Authentication is the process of verifying a user and authorization is the process of verifying what they have access to.
An application in Auth0 can be a native app that executes on a mobile device, a single-page web app that executes on a browser, or a regular web application that executes on a server.
When you create an application in the Auth0 Dashboard, Auth0 assigns it a user ID which is an alphanumeric string that is the unique identifier for your application. You will use this ID in your application code when you call Auth0 APIs. You can’t modify the client ID.
Moreover, another important piece of information is the client secret. It must be kept confidential at all times. If anyone gains access to your application’s client secret, then they can impersonate your application and access protected resources.

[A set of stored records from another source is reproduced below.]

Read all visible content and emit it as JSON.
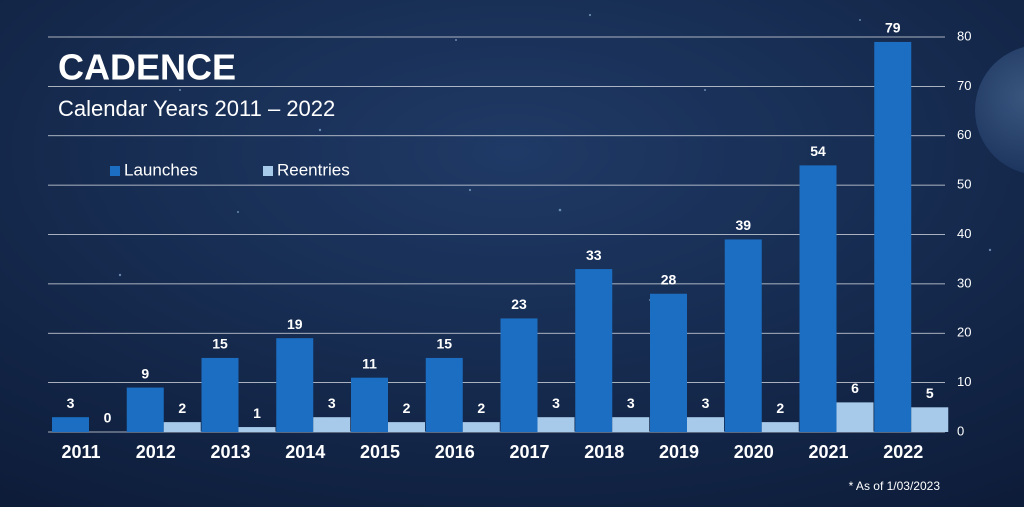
{
  "chart_data": {
    "type": "bar",
    "title": "CADENCE",
    "subtitle": "Calendar Years 2011 – 2022",
    "footnote": "* As of 1/03/2023",
    "categories": [
      "2011",
      "2012",
      "2013",
      "2014",
      "2015",
      "2016",
      "2017",
      "2018",
      "2019",
      "2020",
      "2021",
      "2022"
    ],
    "series": [
      {
        "name": "Launches",
        "color": "#1b6ec2",
        "values": [
          3,
          9,
          15,
          19,
          11,
          15,
          23,
          33,
          28,
          39,
          54,
          79
        ]
      },
      {
        "name": "Reentries",
        "color": "#a8caea",
        "values": [
          0,
          2,
          1,
          3,
          2,
          2,
          3,
          3,
          3,
          2,
          6,
          5
        ]
      }
    ],
    "ylim": [
      0,
      80
    ],
    "yticks": [
      0,
      10,
      20,
      30,
      40,
      50,
      60,
      70,
      80
    ],
    "grid": true,
    "legend": "top-left"
  }
}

It is important that you select the correct application type to help Auth0 check for certain security risks.
Note: A secret used by a client (application) to authenticate with the Authorization Server. It should be known to only the client and the Authorization Server and must not be guessable.
To integrate Auth0 with a machine-to-machine (M2M) application, you must first register your app with Auth0 using the Auth0 Dashboard. These apps may include non-interactive apps, such as command-line tools, daemons, IoT devices, or services running on your back-end.
M2M apps are linked to an API and its permissions or scopes, which are selected from pre-defined values.